The effect of this decrease in Toxoplasma exposure on human diseases relating to Toxoplasma is unclear. On the one hand, the rate of these diseases may decrease due to a lower level of organisms in the environment. On the other hand, a lower level of exposure in childhood may result in a larger number of individuals who are susceptible to primary infection in later life, resulting in an increased incidence of adult onset disorders. The long-term effects of these epidemiological changes on the role of Toxoplasma on human health and human disease are thus worthy of close examination.
Unlike Toxoplasma infection in immune deficient individuals which is associated with the rapid replication of the tachyzoite form of the organism, Toxoplasma infection in immune competent hosts is associated with slowly replicating tissue cysts which are relatively resistant to currently available anti-Toxoplasma medications . Recently methods have been developed for the treatment of Toxoplasma tissue cysts within the brains of experimentally infected animals.

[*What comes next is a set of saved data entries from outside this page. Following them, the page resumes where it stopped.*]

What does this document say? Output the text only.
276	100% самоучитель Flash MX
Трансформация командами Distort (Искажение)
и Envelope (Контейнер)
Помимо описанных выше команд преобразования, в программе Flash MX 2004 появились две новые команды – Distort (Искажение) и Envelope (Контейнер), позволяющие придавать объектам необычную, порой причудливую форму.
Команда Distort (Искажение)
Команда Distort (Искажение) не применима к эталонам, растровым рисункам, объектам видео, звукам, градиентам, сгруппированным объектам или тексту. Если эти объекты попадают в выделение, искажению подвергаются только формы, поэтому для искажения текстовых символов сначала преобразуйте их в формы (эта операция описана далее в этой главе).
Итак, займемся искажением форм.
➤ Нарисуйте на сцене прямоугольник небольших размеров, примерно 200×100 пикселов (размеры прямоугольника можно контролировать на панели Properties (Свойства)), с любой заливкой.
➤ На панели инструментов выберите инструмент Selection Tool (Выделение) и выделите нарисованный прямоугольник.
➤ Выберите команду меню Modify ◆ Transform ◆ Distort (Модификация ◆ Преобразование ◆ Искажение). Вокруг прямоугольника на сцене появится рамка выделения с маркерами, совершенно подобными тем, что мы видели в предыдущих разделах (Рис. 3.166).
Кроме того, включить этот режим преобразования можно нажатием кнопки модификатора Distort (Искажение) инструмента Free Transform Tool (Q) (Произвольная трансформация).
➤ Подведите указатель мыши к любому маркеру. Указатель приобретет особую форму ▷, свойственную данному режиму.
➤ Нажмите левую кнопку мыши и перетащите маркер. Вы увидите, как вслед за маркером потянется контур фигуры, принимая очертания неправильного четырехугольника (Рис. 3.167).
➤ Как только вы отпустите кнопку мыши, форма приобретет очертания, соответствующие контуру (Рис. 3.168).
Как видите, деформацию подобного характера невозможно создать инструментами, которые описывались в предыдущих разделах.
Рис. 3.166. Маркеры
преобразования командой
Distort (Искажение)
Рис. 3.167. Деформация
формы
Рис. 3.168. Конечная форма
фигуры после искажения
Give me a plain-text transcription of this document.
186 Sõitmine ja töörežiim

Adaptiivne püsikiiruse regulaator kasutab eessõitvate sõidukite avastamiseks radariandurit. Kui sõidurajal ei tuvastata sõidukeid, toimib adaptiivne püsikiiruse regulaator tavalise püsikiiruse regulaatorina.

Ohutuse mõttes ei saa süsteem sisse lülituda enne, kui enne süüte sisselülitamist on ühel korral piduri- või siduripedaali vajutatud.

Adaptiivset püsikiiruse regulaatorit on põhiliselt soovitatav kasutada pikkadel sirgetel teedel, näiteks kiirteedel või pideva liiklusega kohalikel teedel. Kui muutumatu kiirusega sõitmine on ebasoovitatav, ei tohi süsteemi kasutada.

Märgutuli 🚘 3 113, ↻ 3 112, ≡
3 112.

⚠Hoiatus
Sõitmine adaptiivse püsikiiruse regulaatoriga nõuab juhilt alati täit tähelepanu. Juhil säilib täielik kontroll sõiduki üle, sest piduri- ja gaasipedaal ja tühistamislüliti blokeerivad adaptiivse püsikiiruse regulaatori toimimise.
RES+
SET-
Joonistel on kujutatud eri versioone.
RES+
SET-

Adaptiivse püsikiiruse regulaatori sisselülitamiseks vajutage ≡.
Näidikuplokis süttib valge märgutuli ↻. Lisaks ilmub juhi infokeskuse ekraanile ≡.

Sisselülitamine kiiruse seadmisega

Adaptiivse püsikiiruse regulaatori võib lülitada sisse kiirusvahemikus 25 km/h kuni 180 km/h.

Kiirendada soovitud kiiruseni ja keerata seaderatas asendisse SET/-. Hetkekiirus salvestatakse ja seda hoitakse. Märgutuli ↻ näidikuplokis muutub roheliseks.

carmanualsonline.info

In addition, novel immunogenic modalities have been developed for the prevention of experimental Toxoplasma infection . The finding of a definitive association between Toxoplasma exposure and human psychiatric disorder in immune competent individuals might provide the framework for the further development of these interventions and their application to the prevention and treatment of Toxoplasma associated brain disorders.